Mit Freude kann nach dem Studium des gesamten Call for Papers festgestellt werden, dass dieser erste Impuls vorschnell war und anscheinend grundlegendere Fragen zu Methoden und Zukunft der Rechtsinformatik (RI) gestellt werden sollen. Die Rechtsinformatik soll eine juristische Methodenwissenschaft werden und so entscheidende Beiträge zur Weiterentwicklung der Rechtswissenschaft und deren Methoden leisten.

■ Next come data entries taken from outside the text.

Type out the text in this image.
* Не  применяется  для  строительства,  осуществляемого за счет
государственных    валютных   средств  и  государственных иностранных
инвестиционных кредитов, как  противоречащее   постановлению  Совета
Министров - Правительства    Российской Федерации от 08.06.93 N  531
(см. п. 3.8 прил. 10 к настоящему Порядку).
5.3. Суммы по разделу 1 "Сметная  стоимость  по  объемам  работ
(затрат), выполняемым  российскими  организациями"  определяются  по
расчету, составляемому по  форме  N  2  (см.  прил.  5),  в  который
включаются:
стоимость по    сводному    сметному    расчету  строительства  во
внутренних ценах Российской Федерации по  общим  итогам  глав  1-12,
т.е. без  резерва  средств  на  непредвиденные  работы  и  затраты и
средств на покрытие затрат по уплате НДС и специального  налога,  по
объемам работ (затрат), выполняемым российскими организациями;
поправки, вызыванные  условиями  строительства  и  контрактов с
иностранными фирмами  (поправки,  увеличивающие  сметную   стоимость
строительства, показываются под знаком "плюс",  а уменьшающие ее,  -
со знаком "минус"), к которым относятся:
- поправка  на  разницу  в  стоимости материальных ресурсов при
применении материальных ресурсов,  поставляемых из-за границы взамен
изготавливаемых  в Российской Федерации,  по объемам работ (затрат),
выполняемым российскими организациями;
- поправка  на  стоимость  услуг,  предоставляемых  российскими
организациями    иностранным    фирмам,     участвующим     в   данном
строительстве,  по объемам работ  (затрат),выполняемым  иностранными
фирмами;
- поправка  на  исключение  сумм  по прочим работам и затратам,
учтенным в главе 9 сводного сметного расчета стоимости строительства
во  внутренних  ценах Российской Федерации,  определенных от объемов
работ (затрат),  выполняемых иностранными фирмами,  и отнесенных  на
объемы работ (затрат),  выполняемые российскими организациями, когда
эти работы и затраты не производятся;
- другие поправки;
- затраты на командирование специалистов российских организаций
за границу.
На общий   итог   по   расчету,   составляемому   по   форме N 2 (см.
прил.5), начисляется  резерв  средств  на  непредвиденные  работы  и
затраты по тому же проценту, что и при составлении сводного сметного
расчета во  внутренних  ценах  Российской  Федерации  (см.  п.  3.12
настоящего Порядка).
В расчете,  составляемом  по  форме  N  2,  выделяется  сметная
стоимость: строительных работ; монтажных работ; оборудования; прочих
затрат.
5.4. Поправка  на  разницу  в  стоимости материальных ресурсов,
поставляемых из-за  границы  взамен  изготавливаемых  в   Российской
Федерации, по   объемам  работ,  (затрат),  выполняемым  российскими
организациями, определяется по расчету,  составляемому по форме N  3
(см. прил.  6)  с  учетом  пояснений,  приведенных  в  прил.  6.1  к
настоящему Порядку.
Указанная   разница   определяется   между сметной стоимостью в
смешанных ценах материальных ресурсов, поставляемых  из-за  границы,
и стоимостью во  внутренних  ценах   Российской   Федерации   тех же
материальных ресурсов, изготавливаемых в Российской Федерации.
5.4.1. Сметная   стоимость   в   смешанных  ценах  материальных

Das Hauptthema der IRI§23 besteht aus zwei mehr oder weniger eindeutig bestimmten Begriffen, nämlich Rechtsinformatik und juristische Methodenwissenschaft. In einem ersten Schritt sollen diese untersucht werden.
1.1.
Rechtsinformatik ... ^
Eine Auflistung der unterschiedlichen Definitionen der Wissenschaftsdisziplin Rechtsinformatik (RI), die in der Literatur zu finden sind, würde den Rahmen dieses Beitrags sprengen. Die Inhalte und Methoden der RI sind jedenfalls Gegenstand permanenter Diskussion. Herberger2 fasste die verschiedenen Standpunkte auf der IRI§ 2005 wie folgt zusammen:
- RI = Informationsrecht
- RI = Informationsrecht im engeren Sinn + RI im engeren Sinn
- RI = Anwendung von Informatik-Instrumenten im Recht
Die unterschiedlichen Standpunkte haben natürlich Auswirkungen auf die Methoden, die in der RI angewendet werden. Wird die Informationsrechtsdogmatik nicht als Teil der RI angesehen, dann ist die RI ein Teilgebiet der Informatik. In der RI werden daher vorrangig auch die Methoden der Informatik angewendet. Dabei muss natürlich berücksichtigt werden, dass eine Disziplin wie die Informatik nicht auf eine einzelne Methode reduziert werden kann. Historisch ist der Begriff der Strukturwissenschaft3 von besonderer Bedeutung, deckt aber natürlich die inzwischen riesige Bandbreite der in der Informatik behandelten Themen (z.B. soziale Implikationen des Einsatzes von Informationstechnik, ...) und der dabei entwickelten bzw. angewendeten Methoden nicht mehr vollständig ab. Er verdeutlicht aber das methodische Selbstverständnis.
Wird unter RI Informatik und Informationsrechtsdogmatik verstanden, dann wird „die Beschränkung auf eine einheitliche (mathematisch-strukturelle) Methode aufgegeben“4. Dieses Gemenge wurde als Integrationsdisziplin (gleich dazu unten 2 Wissenschaftskategorien) bezeichnet. Aufgabe einer solchen Disziplin wäre „ein dauerhafter inhaltlicher Austausch“5 zwischen den Teildisziplinen.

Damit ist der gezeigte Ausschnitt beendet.